A user ran the following code and received an error
import pandas as pd
from sklearn.tree import DecisionTreeClassifier
data = pd.DataFrame()
data['A'] = ['a','a','b','a']
data['B'] = ['b','b','a','b']
data['C'] = [0, 0, 1, 0]
data['Class'] = ['n','n','y','n']
tree = DecisionTreeClassifier()
tree.fit(data[['A','B','C']], data['Class'])
He received the following error
Traceback (most recent call last):
File "", line 1, in
File "/usr/local/lib/python2.7/site-packages/sklearn/tree/tree.py", line 154, in fit
X = check_array(X, dtype=DTYPE, accept_sparse="csc")
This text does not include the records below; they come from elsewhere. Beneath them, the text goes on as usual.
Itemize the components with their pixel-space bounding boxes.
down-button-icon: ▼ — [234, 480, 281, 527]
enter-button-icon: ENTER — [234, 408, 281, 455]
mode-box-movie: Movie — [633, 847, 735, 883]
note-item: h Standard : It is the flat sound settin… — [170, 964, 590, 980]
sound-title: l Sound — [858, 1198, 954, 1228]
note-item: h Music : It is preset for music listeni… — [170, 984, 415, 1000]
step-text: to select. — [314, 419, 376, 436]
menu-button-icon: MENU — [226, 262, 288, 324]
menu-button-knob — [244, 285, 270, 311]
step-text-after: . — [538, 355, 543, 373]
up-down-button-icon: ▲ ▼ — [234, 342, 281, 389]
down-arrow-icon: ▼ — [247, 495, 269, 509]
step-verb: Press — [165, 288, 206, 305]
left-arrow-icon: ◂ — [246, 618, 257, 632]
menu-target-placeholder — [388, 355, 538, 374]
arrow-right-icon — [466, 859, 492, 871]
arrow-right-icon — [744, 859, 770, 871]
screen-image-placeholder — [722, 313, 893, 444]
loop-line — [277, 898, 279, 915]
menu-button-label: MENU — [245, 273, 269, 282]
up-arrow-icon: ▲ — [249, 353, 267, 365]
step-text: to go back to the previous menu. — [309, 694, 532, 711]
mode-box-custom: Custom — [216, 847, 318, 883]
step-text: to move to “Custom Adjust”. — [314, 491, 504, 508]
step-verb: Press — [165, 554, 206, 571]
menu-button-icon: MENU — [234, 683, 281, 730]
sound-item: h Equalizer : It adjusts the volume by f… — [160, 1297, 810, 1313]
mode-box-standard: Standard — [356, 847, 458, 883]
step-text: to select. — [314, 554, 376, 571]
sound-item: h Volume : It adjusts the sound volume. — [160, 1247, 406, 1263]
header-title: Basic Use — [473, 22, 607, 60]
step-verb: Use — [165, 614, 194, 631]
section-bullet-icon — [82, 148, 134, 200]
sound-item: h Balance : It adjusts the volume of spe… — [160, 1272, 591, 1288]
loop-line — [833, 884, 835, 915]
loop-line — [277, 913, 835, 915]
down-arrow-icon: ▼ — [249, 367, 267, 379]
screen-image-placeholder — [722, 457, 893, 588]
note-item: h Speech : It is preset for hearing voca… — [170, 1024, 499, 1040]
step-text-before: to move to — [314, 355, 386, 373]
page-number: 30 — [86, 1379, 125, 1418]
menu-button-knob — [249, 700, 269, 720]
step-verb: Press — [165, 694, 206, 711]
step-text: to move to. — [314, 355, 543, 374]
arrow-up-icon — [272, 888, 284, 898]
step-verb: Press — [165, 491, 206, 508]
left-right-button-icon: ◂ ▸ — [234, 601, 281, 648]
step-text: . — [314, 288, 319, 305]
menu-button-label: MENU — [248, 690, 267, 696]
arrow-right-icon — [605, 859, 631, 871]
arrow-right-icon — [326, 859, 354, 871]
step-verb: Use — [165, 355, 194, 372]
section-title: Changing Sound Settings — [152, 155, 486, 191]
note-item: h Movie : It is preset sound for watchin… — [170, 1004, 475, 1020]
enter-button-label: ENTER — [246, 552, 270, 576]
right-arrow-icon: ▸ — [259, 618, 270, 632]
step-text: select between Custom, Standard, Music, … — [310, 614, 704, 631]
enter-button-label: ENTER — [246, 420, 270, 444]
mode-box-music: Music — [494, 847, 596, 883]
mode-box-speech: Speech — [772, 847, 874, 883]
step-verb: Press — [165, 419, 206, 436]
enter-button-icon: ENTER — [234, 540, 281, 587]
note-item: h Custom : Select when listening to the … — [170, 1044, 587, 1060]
File "/usr/local/lib/python2.7/site-packages/sklearn/utils/validation.py", line 377, in check_array
array = np.array(array, dtype=dtype, order=order, copy=copy)
ValueError: could not convert string to float: b
How to fix that?
In Python, Sklearn is used in almost all machine learning algorithms and they directly do not accept categorical variables in the algorithm. In such a case, to handle categorical variables, Label Encoder is used which converts strings to numbers or dummy variables are used.
For example
from sklearn import preprocessing
le = preprocessing.LabelEncoder()
le.fit(["paris", "paris", "tokyo", "amsterdam"])
le.transform(["tokyo", "tokyo", "paris"])
This will transform the strings Tokyo and paris into numbers and we can also invert the operation to get back into words such as
list(le.inverse_transform([2, 2, 1]))
It will again convert the numbers to the words.